Dark Chocolate Brownies

Why is dark chocolate good for mental health? Why does MySahana have recipes on the website?

Photo and recipe by Bon Vivant

1½ sticks/ 200 grams unsalted butter, cut into small pieces, softened
6 ounces/ 160 grams dark chocolate (60 to 70%), broken up
1.5 ounces/ 40 grams chopped walnuts or almonds (optional)
2 ounces/ 52 grams all-purpose flour, sifted ¾ teaspoon baking powder
3 large eggs, lightly beaten
10 ounces/ 288 grams granulated sugar
2 ounces/ 64 grams cocoa powder

Preheat the oven to 350 F/ 180 C and grease the cake pan. Melt the butter and chocolate in a large bowl over a pot of simmering water and mix until smooth. Take the mixture off the heat and add the nuts, if you’re using, stir.

In another bowl, mix the flour, cocoa powder, baking powder and sugar. Add this to the chocolate and nut mixture and stir well until the flour is fully incorporated. You should have a very thick paste at this stage. Add in the beaten eggs and mix until you get a silky consistency.

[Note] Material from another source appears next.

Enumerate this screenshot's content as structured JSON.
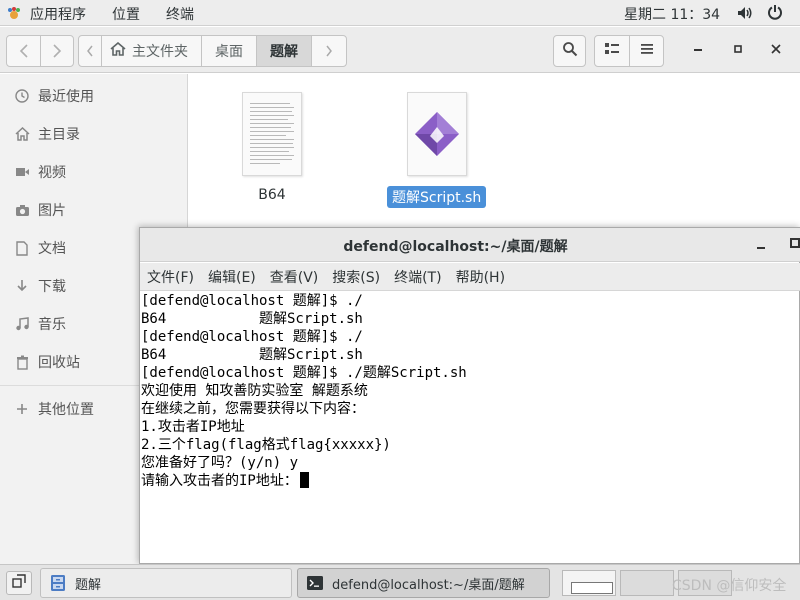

Pour the mix into the pan and bake for about 25 to 30 minutes. This brownie is best left a little undercooked and moist in the center, but slightly springy on the top. Cool in the tray and cut into chunky squares. If you’re preparing this for a party or a food festival, lining the tray with parchment paper before adding the mix will make it easier to remove the brownie from the pan and serve it in nice, even squares. Otherwise, do what I do and scoop straight from the pan, crumbs and all.

Serve hot or cold on its own, with crème fraîche mixed with orange zest, or a scoop of frozen yogurt or vanilla ice-cream.